He was born Oct. 28, 1923, in LaFollette, Tenn., to Exa DeAlva Roper Westbrook and Lloyd C. Westbrook Sr. Along with his four siblings he spent his childhood in Carrollton and Hartwell before his family established permanent residency in Athens. He graduated high school in 1940 from University High where he met his future wife. He began his college education at the University of Georgia.
Lloyd is survived by: his wife, the former Evelyn F. Oldham; four children, Cathy E. Gable (Ray) of Marietta, George C. Westbrook of Powder Springs, Richard C. Westbrook (Teresa) of Bowie, Md., and William A. Westbrook of Chicago; 10, grandchildren; 10 great-grandchildren; a sister-in-law, Jean Oldham of Oxford; and nieces and nephews. His two surviving brothers are H. Winston Westbrook (Jeanne) of Athens and Highlands, N.C., and Travis D. Westbrook (Martha) of Rising Fawn. Siblings J. Wiley and Helen Westbrook are deceased. He and Evelyn were married Oct. 16, 1943. After serving in the Army Air Force during World War II, he continued his education at Georgia Tech.
Aeronautical engineering was Lloyd’s profession. He was employed by Bell Bomber Plant, Lockheed Aircraft in Marietta, Briles Mfg. in El Segundo, Calif., (producer of fasteners needed in the building process of airplanes) and McDonnell Douglas in St. Louis. At an early age he loved any type of aircraft and began a part-time job in that field while a junior in high school. He learned all phases of building an airplane — mechanical, electrical and structural from the ground up — to fixing a flat tire to installing the wings and fuselage. Because others specialized in only one part of this process, Lloyd became accomplished in the field since he was knowledgeable in all phases involved. He became known as “Mr. Fix-it” when he was called on to identify problems that prohibited the selling off of the finished project to the buyer.
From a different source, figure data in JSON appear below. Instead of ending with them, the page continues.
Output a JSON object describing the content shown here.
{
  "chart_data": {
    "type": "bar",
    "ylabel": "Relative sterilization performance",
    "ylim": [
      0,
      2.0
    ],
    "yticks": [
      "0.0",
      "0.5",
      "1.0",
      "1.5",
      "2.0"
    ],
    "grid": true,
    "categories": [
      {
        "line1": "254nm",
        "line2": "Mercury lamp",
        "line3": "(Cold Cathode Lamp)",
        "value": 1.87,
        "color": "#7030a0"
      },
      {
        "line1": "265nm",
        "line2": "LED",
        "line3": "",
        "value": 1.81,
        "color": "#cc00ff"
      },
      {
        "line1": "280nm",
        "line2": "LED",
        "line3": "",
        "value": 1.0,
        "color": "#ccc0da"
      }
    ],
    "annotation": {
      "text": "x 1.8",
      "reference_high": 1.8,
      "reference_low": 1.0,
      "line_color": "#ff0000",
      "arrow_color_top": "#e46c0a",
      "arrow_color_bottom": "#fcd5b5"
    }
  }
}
While at Briles he traveled to many companies in foreign countries in Europe and Asia teaching employees how to retrofit their planes to bring them up to date. After his retirement, he collected and built models of the 33 planes he had worked on throughout his career and strung them on wires in chronological order across the ceiling of his two-car garage, dating from 1939 at Bell Bomber Plant to 1988.
After retiring to Clayton, he became a volunteer for Meals On Wheels, Habitat for Humanity and the literacy program. He was a member of Grace Bible Church and AARP. He appeared yearly in the local drama, “His Last Days,” as Caiphus the High Priest. During the children’s childhood he served as scoutmaster for the Boy Scouts, Girl Scouts and as a leader in the Indian YMCA Guides.
In October 2013, he and Evelyn celebrated their 70th wedding anniversary.
A memorial service was held at Grace Bible Church in Mountain City. Remembrances may be made in the form of contributions to Halcyon Hospice, 1435 Haw Creek Circle E., suite 402, Cumming, GA 30041.
Beck Funeral Home was in charge of arrangements. An online guestbook is available at www.beckfuneralhome.com.